La prima notizia sui Peaky Blinders è, come da copione, su una rissa, datata 1890. In un pub di Small Heat un gruppo di ragazzi, guidati da Thomas Mucklow, assaltò violentemente George Eastood, loro concittadino. Lo scontro fu così violento che George riportò numerosi traumi, tra cui uno alla testa, per cui dovette subire un’operazione di trapanazione. La stampa locale riportò in seguito la lettera di un lettore che, raccontando dell’accaduto, parla di “un assalto omicida perpetrato dai membri dei Peaky Blinders di Small Heath”. Da allora le attività criminali della gang si moltiplicarono. La banda era nota per l’eccessiva aggressività e per l’uso ricorrente di armi improvvisate come forchette, coltelli o attizzatoi. Caratteristica che è rimasta anche nella serie.
Peaky Blinders: questione di stile
Se il primo titolo da giornale è sicuro, meno chiara è la nascita del nome della gang. Secondo gli storici David Cross e John Douglas, il nome Peaky Blinders deriva dalla pratica di cucire delle lamette da barba nella visiera dei cappelli, i quali all’occorrenza potevano essere utilizzate come armi. Tuttavia le lame intercambiabili all’epoca erano beni di lusso e risulta assai improbabile questa spiegazione. La seconda ipotesi, ad opera dello storico Carl Chinn, è che “peaky” fosse il soprannome del modello di cappello che indossavano; mentre “Blinder” invece fosse un termine del dialetto di Birmingham che indica un aspetto tanto elegante da accecare. Il tutto mischiato per andare a creare “la banda con i cappelli dalle visiere appuntite”.

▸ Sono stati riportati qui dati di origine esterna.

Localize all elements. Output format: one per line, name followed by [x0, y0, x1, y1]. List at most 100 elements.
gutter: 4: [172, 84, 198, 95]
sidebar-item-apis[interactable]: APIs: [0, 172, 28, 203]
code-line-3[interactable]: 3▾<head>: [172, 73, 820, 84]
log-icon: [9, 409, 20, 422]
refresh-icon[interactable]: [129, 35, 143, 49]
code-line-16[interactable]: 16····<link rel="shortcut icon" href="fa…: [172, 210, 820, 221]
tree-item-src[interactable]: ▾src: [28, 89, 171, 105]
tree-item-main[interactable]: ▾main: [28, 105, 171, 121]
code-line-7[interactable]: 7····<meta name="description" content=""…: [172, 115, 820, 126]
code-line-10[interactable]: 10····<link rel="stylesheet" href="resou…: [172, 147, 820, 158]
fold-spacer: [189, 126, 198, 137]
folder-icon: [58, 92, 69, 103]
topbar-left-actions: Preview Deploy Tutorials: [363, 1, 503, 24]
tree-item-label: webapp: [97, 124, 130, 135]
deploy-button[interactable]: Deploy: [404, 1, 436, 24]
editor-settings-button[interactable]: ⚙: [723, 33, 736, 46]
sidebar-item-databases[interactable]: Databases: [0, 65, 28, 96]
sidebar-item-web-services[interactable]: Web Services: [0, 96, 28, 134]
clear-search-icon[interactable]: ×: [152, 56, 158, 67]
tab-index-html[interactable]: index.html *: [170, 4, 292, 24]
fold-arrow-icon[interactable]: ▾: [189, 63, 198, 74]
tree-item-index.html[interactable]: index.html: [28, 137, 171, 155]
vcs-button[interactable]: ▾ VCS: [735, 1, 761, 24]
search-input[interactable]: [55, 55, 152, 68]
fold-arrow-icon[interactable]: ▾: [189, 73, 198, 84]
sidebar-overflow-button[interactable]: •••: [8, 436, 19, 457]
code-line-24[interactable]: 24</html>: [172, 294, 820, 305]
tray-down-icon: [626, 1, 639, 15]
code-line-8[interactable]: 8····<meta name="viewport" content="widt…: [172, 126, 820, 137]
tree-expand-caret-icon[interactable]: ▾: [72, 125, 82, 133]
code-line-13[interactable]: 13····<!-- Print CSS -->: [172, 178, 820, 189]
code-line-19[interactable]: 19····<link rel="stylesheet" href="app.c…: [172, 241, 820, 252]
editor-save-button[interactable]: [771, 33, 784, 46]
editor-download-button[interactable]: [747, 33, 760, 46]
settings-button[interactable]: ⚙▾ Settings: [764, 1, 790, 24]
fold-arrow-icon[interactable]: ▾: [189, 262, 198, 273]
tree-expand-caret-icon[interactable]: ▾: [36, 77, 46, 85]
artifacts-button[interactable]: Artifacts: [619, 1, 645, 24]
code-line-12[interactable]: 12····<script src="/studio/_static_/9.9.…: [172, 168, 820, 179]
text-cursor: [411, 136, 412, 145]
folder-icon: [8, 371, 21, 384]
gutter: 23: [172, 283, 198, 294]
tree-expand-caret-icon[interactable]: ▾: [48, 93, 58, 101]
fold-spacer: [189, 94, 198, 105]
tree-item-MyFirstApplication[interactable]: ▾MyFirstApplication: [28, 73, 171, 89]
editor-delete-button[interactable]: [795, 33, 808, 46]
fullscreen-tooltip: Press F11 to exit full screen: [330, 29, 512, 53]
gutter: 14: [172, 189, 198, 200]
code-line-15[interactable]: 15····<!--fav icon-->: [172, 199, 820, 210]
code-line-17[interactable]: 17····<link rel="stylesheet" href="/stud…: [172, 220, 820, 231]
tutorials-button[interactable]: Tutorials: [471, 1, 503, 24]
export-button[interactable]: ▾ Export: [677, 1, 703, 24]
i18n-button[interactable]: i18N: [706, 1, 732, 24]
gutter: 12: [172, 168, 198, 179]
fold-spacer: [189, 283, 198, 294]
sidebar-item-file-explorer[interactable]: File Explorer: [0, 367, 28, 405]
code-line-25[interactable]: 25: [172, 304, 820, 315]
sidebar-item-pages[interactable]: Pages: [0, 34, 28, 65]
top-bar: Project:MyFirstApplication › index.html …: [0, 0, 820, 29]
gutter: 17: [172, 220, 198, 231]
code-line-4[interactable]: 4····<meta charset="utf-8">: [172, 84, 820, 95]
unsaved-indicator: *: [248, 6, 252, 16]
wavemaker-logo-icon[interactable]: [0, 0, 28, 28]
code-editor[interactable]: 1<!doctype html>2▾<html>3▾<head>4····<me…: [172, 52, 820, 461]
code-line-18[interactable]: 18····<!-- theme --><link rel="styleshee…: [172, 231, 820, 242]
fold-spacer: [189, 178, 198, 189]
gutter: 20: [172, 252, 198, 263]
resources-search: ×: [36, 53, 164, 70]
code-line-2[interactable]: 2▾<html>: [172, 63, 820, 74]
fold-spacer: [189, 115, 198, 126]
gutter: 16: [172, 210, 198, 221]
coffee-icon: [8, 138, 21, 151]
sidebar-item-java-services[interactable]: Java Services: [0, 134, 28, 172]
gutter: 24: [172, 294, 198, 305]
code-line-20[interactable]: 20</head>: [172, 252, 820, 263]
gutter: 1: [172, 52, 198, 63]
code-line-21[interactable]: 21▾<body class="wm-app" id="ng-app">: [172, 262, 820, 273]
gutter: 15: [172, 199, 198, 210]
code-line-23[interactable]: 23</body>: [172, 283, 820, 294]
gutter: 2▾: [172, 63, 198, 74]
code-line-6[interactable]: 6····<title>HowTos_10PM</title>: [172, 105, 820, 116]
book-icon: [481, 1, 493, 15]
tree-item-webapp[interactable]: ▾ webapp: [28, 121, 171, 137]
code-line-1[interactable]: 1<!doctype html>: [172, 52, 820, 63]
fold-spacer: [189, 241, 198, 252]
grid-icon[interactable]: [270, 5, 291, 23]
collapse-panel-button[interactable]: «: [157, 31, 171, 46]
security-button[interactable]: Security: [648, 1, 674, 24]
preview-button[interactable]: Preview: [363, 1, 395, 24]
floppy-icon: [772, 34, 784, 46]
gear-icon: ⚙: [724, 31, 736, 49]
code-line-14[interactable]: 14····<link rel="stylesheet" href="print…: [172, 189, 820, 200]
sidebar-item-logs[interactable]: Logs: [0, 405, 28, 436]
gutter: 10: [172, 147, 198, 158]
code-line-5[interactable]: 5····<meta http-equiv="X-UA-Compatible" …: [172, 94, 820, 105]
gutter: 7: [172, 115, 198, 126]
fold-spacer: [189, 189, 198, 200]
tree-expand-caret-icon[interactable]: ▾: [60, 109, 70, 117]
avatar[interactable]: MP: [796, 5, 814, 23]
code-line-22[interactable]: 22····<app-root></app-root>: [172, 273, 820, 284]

Altro fattore contraddistintivo era l’abbigliamento dei ragazzi. La gang aveva infatti un preciso stile, caratterizzato dai cappelli con visiera, abiti su misura, soprabito di supporto, un fazzoletto al collo e pantaloni a zampa di elefante. L’outfit valeva sia per gli uomini che per le donne. Così, camminando per le strade, era impossibile non riconoscere i membri dei Peaky. Seppur non rinomati come una vera e propria organizzazione criminale, l’atmosfera di violenza e rabbia che si portavano dietro cozzava con l’eleganza sfoggiata. Signori fuori, bestie dentro. Ragazzi famosi della gang furono David Taylor, Harry “Baby Face” Fowles, Ernest Haynes e Stephen McNickle.
La serie si discosta dalla verità
A ben vedere la serie sembra avere presto giusto qualche sfumatura dalla realtà storica, per poi dipingere il quadro di testa propria. La famiglia Shelby smette di essere una semplice gang nella prima stagione. Peaky Blinders si amplia, toccando tematiche dal respiro nazionale. Ci racconta quel periodo, un mondo ferito dalla Grande Guerra con lo sguardo violento di omicidi con carisma. Eppure i “fottuti Peaky Blinders” sono esistiti, e senza di loro oggi non avremmo l’omonima serie tv.